When we started this project, we wanted to create an application to centralise user health data. It was typically a digital health passport. There were similar applications on the Appstore but none of them allowed people to connect all the devices and see the statistics in one app. And it was only about sport metrics.
Be able to connect our watch, weight balance, etc. was an interesting idea. All your data is generally accessible via the APIs provided by Apple watch, Fitbit….
Moreover, centralising everything in one-app was a trend, even for other businesses (Netflix, Emma).
The first step has been to run surveys and user interviews in order to understand what were the most useful features. We talked to a lot of people, including sportsmen’s, doctors and patients. We started to create wireframes to have a clear idea about the app.
In the meantime, we had discussions with Mayo Clinics and we concluded a partnership with them. They wanted an application with a more “medical” approach than “sport” but less technical than what we had. So we decided to refocus our work and generate new ideas about healthcare. We kept the structure we had but the content had to change and be more user friendly and medical centred. Instead of plugging your sports devices (I am sure this is a great idea), the purpose was to find your medications, prescriptions, appointments, etc. in MyClinic. We also thought about gamification like what we have with Fitbit (rewards, badges…).
Then we understood that having our medical data was nice but too passive. We could add value by booking appointments and having video consultations. So we developed the booking process:
To be sure we had the right flow, we run user tests in a clinic. We created a prototype with our screens and Sketch and we used it on our mobiles. The exercise was simple, our testers had to book a specific appointment and finish the payment process. We were behind them, silently, to take notes and notice the pain points.
We also organised a workshop “Up On The Wall” where we pined on a wall all the screens of MyClinic. People had post-its and they could add comments, questions, ideas or bugs on each screen. Thanks to them, we improved our product and we added new features.
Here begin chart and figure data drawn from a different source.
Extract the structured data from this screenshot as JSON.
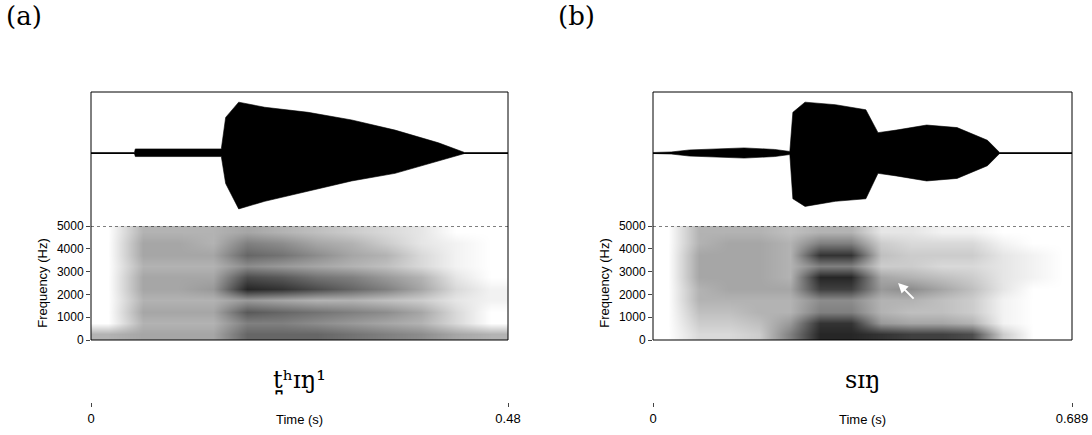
{
  "chart_data": [
    {
      "type": "spectrogram",
      "panel": "(a)",
      "annotation": "t̪ʰɪŋ¹",
      "xlabel": "Time (s)",
      "ylabel": "Frequency (Hz)",
      "xlim": [
        0,
        0.48
      ],
      "xticks": [
        0,
        0.48
      ],
      "ylim": [
        0,
        5000
      ],
      "yticks": [
        0,
        1000,
        2000,
        3000,
        4000,
        5000
      ],
      "waveform": {
        "color": "#000000",
        "ylim": [
          -1.2,
          1.2
        ],
        "x": [
          0,
          0.05,
          0.051,
          0.15,
          0.155,
          0.17,
          0.2,
          0.25,
          0.3,
          0.35,
          0.4,
          0.43,
          0.48
        ],
        "upper": [
          0.01,
          0.01,
          0.08,
          0.08,
          0.7,
          1.0,
          0.9,
          0.8,
          0.65,
          0.45,
          0.2,
          0.01,
          0.01
        ],
        "lower": [
          -0.01,
          -0.01,
          -0.07,
          -0.07,
          -0.6,
          -1.1,
          -0.95,
          -0.75,
          -0.55,
          -0.4,
          -0.15,
          -0.01,
          -0.01
        ]
      },
      "spectrogram": {
        "zlim": [
          0,
          1
        ],
        "x": [
          0.02,
          0.06,
          0.1,
          0.14,
          0.18,
          0.22,
          0.26,
          0.3,
          0.34,
          0.38,
          0.42,
          0.46
        ],
        "y": [
          250,
          750,
          1250,
          1750,
          2250,
          2750,
          3250,
          3750,
          4250,
          4750
        ],
        "cells": [
          [
            0.3,
            0.35,
            0.35,
            0.35,
            0.6,
            0.6,
            0.6,
            0.55,
            0.5,
            0.45,
            0.35,
            0.3
          ],
          [
            0,
            0.3,
            0.3,
            0.3,
            0.5,
            0.5,
            0.45,
            0.4,
            0.35,
            0.3,
            0.15,
            0
          ],
          [
            0,
            0.35,
            0.35,
            0.35,
            0.65,
            0.6,
            0.55,
            0.5,
            0.45,
            0.35,
            0.15,
            0
          ],
          [
            0,
            0.3,
            0.3,
            0.3,
            0.4,
            0.35,
            0.3,
            0.3,
            0.25,
            0.2,
            0.1,
            0.05
          ],
          [
            0,
            0.35,
            0.35,
            0.4,
            0.85,
            0.8,
            0.7,
            0.6,
            0.5,
            0.35,
            0.15,
            0.05
          ],
          [
            0,
            0.35,
            0.35,
            0.35,
            0.7,
            0.65,
            0.55,
            0.5,
            0.4,
            0.3,
            0.1,
            0
          ],
          [
            0,
            0.3,
            0.3,
            0.3,
            0.45,
            0.4,
            0.35,
            0.3,
            0.25,
            0.15,
            0.05,
            0
          ],
          [
            0,
            0.35,
            0.35,
            0.35,
            0.6,
            0.55,
            0.45,
            0.35,
            0.3,
            0.15,
            0.05,
            0
          ],
          [
            0,
            0.35,
            0.35,
            0.3,
            0.5,
            0.45,
            0.35,
            0.3,
            0.2,
            0.1,
            0.05,
            0
          ],
          [
            0,
            0.3,
            0.3,
            0.3,
            0.35,
            0.3,
            0.25,
            0.2,
            0.15,
            0.1,
            0,
            0
          ]
        ]
      }
    },
    {
      "type": "spectrogram",
      "panel": "(b)",
      "annotation": "sɪŋ",
      "xlabel": "Time (s)",
      "ylabel": "Frequency (Hz)",
      "xlim": [
        0,
        0.689
      ],
      "xticks": [
        0,
        0.689
      ],
      "ylim": [
        0,
        5000
      ],
      "yticks": [
        0,
        1000,
        2000,
        3000,
        4000,
        5000
      ],
      "waveform": {
        "color": "#000000",
        "ylim": [
          -1.2,
          1.2
        ],
        "x": [
          0,
          0.03,
          0.06,
          0.1,
          0.15,
          0.2,
          0.225,
          0.23,
          0.25,
          0.3,
          0.35,
          0.37,
          0.4,
          0.45,
          0.5,
          0.55,
          0.57,
          0.689
        ],
        "upper": [
          0.01,
          0.02,
          0.06,
          0.08,
          0.1,
          0.07,
          0.03,
          0.8,
          1.0,
          0.95,
          0.85,
          0.4,
          0.45,
          0.55,
          0.5,
          0.25,
          0.01,
          0.01
        ],
        "lower": [
          -0.01,
          -0.02,
          -0.06,
          -0.08,
          -0.1,
          -0.07,
          -0.03,
          -0.9,
          -1.05,
          -0.95,
          -0.9,
          -0.4,
          -0.45,
          -0.55,
          -0.5,
          -0.25,
          -0.01,
          -0.01
        ]
      },
      "spectrogram": {
        "zlim": [
          0,
          1
        ],
        "x": [
          0.025,
          0.075,
          0.125,
          0.175,
          0.225,
          0.275,
          0.325,
          0.375,
          0.425,
          0.475,
          0.525,
          0.575,
          0.625,
          0.675
        ],
        "y": [
          250,
          750,
          1250,
          1750,
          2250,
          2750,
          3250,
          3750,
          4250,
          4750
        ],
        "cells": [
          [
            0,
            0.15,
            0.15,
            0.2,
            0.5,
            0.85,
            0.85,
            0.8,
            0.75,
            0.75,
            0.7,
            0.2,
            0,
            0
          ],
          [
            0,
            0.2,
            0.2,
            0.25,
            0.4,
            0.8,
            0.8,
            0.4,
            0.35,
            0.35,
            0.3,
            0.05,
            0,
            0
          ],
          [
            0,
            0.25,
            0.25,
            0.3,
            0.3,
            0.5,
            0.5,
            0.3,
            0.25,
            0.25,
            0.2,
            0.05,
            0,
            0
          ],
          [
            0,
            0.3,
            0.3,
            0.3,
            0.3,
            0.45,
            0.45,
            0.3,
            0.3,
            0.25,
            0.2,
            0.05,
            0,
            0
          ],
          [
            0,
            0.3,
            0.35,
            0.35,
            0.35,
            0.75,
            0.75,
            0.4,
            0.45,
            0.35,
            0.25,
            0.1,
            0,
            0
          ],
          [
            0,
            0.35,
            0.35,
            0.35,
            0.3,
            0.85,
            0.85,
            0.35,
            0.3,
            0.25,
            0.2,
            0.1,
            0.05,
            0
          ],
          [
            0,
            0.35,
            0.35,
            0.35,
            0.3,
            0.5,
            0.5,
            0.2,
            0.2,
            0.15,
            0.15,
            0.1,
            0.05,
            0
          ],
          [
            0,
            0.35,
            0.35,
            0.35,
            0.3,
            0.8,
            0.8,
            0.25,
            0.2,
            0.2,
            0.2,
            0.1,
            0.05,
            0
          ],
          [
            0,
            0.3,
            0.35,
            0.35,
            0.3,
            0.5,
            0.5,
            0.2,
            0.15,
            0.15,
            0.15,
            0.05,
            0,
            0
          ],
          [
            0,
            0.3,
            0.3,
            0.3,
            0.25,
            0.3,
            0.3,
            0.1,
            0.1,
            0.05,
            0.05,
            0,
            0,
            0
          ]
        ]
      },
      "arrow": {
        "x": [
          0.431,
          0.403
        ],
        "y": [
          1750,
          2500
        ]
      }
    }
  ]
}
Our application is based on the blockchain. We use a branch of Ethereum to store and secure our patient data. Therefore, we have our own cryptocurrency called Medtokens and we allow people to pay with it. They can also pay in Bitcoin. I definitely think this is a good option but, until now, only a few numbers of users paid with it. It is probably, for most people, too soon to trust and to pay with cryptocurrencies. Hopefully, it will change in the next years.
Finally, we needed an interface for practitioners and clinics too. We analysed TPP and EMIS (main software used by doctors) to understand how we could have a more user-friendly approach in terms of UX and UI. These tools are used for decades. They have a ton of features but are really classic and can be difficult to use.
In order to manage their appointments, have video consultations, write reports and medications, we built, in collaboration with doctors, a web app on desktop. There are several levels of permissions. For example, an administrator (clinic) will be able to manage the services available and block time for practitioners for a specific type of appointment.
MyClinic has received the approval of NHS in 2020 and is now available in all the NHS clinics around the UK. We also won the Financial Times Intelligent Business Award which is a great honour.